CÂMARA VOTA AUMENTO DE DESCONTO SOBRE SERVIDORES

CÂMARA VOTA AUMENTO DE DESCONTO SOBRE SERVIDORES

A Câmara Municipal de Curitiba vota nesta segunda-feira (29/06) proposta do prefeito Rafael Greca (DEM) que aumenta de 12,5% para 14% o desconto sobre dos servidores da Capital ao fundo de previdência do município. A proposta tramita em regime de urgência. Com a pandemia do coronavírus e as sessões da Câmara fechadas para o público, os servidores prometem um protesto “virtual” contra o projeto.

A prefeitura alega que o Instituto de Previdência dos Servidores de Curitiba (IPMC), regime próprio de previdência dos servidores municipais da Capital, tem prazo até 31 de julho para comprovar à Secretaria Especial de Previdência e Trabalho do Ministério da Economia que Curitiba tem lei para atender a Reforma da Previdência, aprovada em 2019. E que de acordo com a emenda constitucional 103, Estados, Municípios e o Distrito Federal devem aplicar a mesma alíquota de contribuição previdenciária dos servidores da União, de 14%, para os segurados ativos, aposentados e pensionistas. Atualmente, a alíquota em Curitiba é de 12,5%.
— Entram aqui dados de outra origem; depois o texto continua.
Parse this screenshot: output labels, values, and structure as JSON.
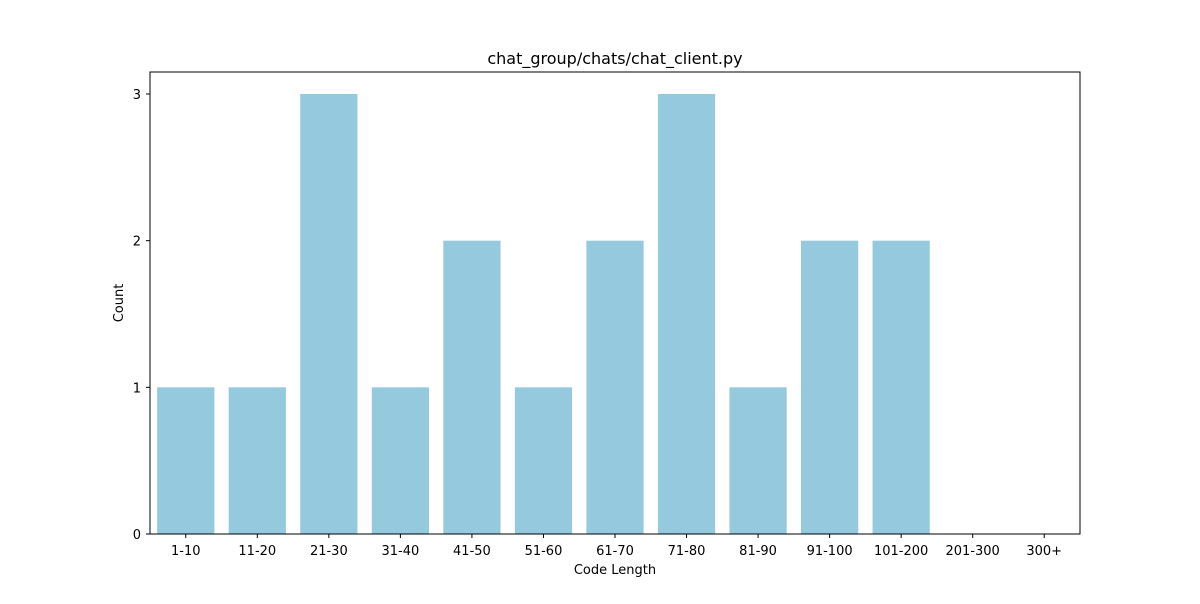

O Sindicato dos Servidores Públicos Municipais de Curitiba (Sismuc) diz que o aumento representa uma perda salarial para os servidores que estão há três anos com as carreiras e salários congelados. E que a falta de reajuste tem deixado muitos servidores com dificuldades financeiras.

Segundo a entidade, em meio à situação de calamidade pública, a renda da maioria das famílias foi reduzida. De acordo com o Simuc, o aumento da contribuição para 14% já havia sido aprovada em 2017, mas deveria acontecer de forma progressiva até 2023. “Em contrapartida, a administração também deveria aumentar a contribuição até chegar ao valor de 28%, mas isso não é citado no projeto”, diz o sindicato.

A entidade critica ainda a votação da proposta em meio à pandemia, o que dificulta o debate, já que as sessões da Câmara estão sendo realizadas remotamente, com os vereadores votando através de computadores ou celulares, o que restringe a participação dos servidores e do público.

Prazo – Segundo a prefeitura, desde 2017, quando estabeleceu em lei sua reforma municipal para garantir o equilíbrio do sistema previdenciário, Curitiba definiu alíquotas progressivas a cada ano variando de 11%, em 2017, a 14%, em 2023. Se o projeto for aprovado, a alíquota será aplicada ainda em 2020, após a regulamentação da lei. Todos os regimes próprios de previdência do País devem cumprir a mesma exigência junto ao Ministério da Economia, alega o Executivo.

Ainda de acordo com a prefeitura, o prazo estabelecido para o cumprimento da emenda coincide com o prazo que o IPMC tem para apresentar à Secretaria Especial de Previdência e Trabalho sua avaliação atuarial. Por causa da pandemia pelo novo coronavírus, a entrega do documento foi alterada de março para julho.